EDUCARE.CO.ID – Kementerian Pendidikan Dasar dan Menengah (Kemendikdasmen) terus mempercepat pemerataan pendidikan di wilayah terdepan, terluar, dan tertinggal (3T). Salah satu fokusnya ialah meningkatkan kualitas sarana dan prasarana sekolah di Nusa Tenggara Timur (NTT).
Berdasarkan sumber rilis Kemendikdasmen, pemerintah menjalankan Program Revitalisasi Satuan Pendidikan untuk menghadirkan lingkungan belajar yang lebih aman, nyaman, dan mendukung proses pembelajaran.
Ratusan Sekolah Masuk Program Revitalisasi
Kemendikdasmen merevitalisasi 383 satuan pendidikan di NTT sepanjang 2025. Jumlah tersebut mencakup 23 PAUD, 131 SD, 105 SMP, 95 SMA, 24 SMK, serta lima SKB dan PKBM.
Selanjutnya, Kemendikdasmen melanjutkan program itu pada 2026. Sebanyak 175 satuan pendidikan akan menerima revitalisasi. Program tersebut mencakup 78 PAUD, 52 SD, 36 SMP, lima SMA, dua SMK, serta dua PKBM dan SKB.
Wilayah 3T Menjadi Fokus Pemerintah
Menteri Pendidikan Dasar dan Menengah, Abdul Mu’ti, menegaskan bahwa pemerintah memprioritaskan wilayah 3T agar seluruh anak Indonesia memperoleh kesempatan belajar yang sama.

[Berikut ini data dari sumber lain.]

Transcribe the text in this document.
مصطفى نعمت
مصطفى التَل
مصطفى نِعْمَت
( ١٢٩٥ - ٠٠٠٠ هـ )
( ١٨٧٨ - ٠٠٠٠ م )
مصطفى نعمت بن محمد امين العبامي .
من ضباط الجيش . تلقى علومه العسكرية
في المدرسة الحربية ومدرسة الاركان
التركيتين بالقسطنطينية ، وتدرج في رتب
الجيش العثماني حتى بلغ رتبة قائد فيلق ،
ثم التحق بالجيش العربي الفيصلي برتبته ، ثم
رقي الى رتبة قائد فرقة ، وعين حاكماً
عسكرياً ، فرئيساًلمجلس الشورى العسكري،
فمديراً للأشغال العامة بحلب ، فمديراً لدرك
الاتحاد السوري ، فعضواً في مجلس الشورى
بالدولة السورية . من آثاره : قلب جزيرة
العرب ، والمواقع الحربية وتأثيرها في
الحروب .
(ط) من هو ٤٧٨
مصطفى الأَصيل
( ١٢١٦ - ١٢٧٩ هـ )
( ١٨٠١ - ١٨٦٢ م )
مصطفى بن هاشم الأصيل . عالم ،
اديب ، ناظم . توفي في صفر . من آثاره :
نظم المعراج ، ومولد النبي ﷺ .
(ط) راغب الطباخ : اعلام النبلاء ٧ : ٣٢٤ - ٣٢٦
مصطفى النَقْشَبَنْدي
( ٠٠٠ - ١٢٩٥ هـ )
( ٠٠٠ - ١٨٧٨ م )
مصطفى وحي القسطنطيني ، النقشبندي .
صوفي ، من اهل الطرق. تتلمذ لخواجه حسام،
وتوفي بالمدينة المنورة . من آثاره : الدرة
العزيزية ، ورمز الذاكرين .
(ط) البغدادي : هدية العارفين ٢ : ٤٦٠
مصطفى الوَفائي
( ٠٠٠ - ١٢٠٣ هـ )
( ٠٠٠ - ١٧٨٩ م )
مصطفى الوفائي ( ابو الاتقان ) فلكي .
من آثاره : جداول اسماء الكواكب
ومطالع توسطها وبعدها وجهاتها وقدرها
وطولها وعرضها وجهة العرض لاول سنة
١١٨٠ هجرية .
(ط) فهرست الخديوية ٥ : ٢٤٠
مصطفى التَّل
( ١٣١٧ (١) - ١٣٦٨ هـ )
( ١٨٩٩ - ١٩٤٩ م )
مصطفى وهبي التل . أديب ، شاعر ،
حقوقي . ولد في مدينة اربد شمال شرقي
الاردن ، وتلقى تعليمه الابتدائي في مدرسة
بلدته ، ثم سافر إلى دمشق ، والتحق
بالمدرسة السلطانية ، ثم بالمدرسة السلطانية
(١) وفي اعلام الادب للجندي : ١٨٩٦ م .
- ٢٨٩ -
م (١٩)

“Revitalisasi satuan pendidikan tidak hanya memperbaiki bangunan sekolah, tetapi memastikan setiap anak Indonesia memiliki kesempatan yang sama untuk belajar di lingkungan yang aman, nyaman, dan berkualitas. Karena itu, wilayah 3T menjadi prioritas agar tidak ada anak yang tertinggal dalam memperoleh layanan pendidikan yang bermutu,” ujar Abdul Mu’ti.
Ia menambahkan, pemerintah ingin menghilangkan hambatan akibat kondisi geografis. Oleh sebab itu, Kemendikdasmen terus memperluas pembangunan sarana pendidikan di daerah yang membutuhkan.
Dukung Pembelajaran Lebih Berkualitas
Kemendikdasmen meyakini fasilitas yang lebih baik akan membantu guru mengajar secara optimal. Selain itu, peserta didik juga dapat belajar dengan lebih nyaman dan aman setiap hari.
Program revitalisasi ini sekaligus mendorong pemerataan mutu pendidikan antardaerah. Dengan demikian, anak-anak di wilayah 3T memiliki peluang yang sama untuk memperoleh layanan pendidikan berkualitas.
Kemendikdasmen pun berkomitmen melanjutkan program revitalisasi secara bertahap. Langkah tersebut menjadi bagian dari upaya pemerintah memperkuat kualitas pendidikan nasional sekaligus mengurangi kesenjangan layanan pendidikan di berbagai wilayah Indonesia.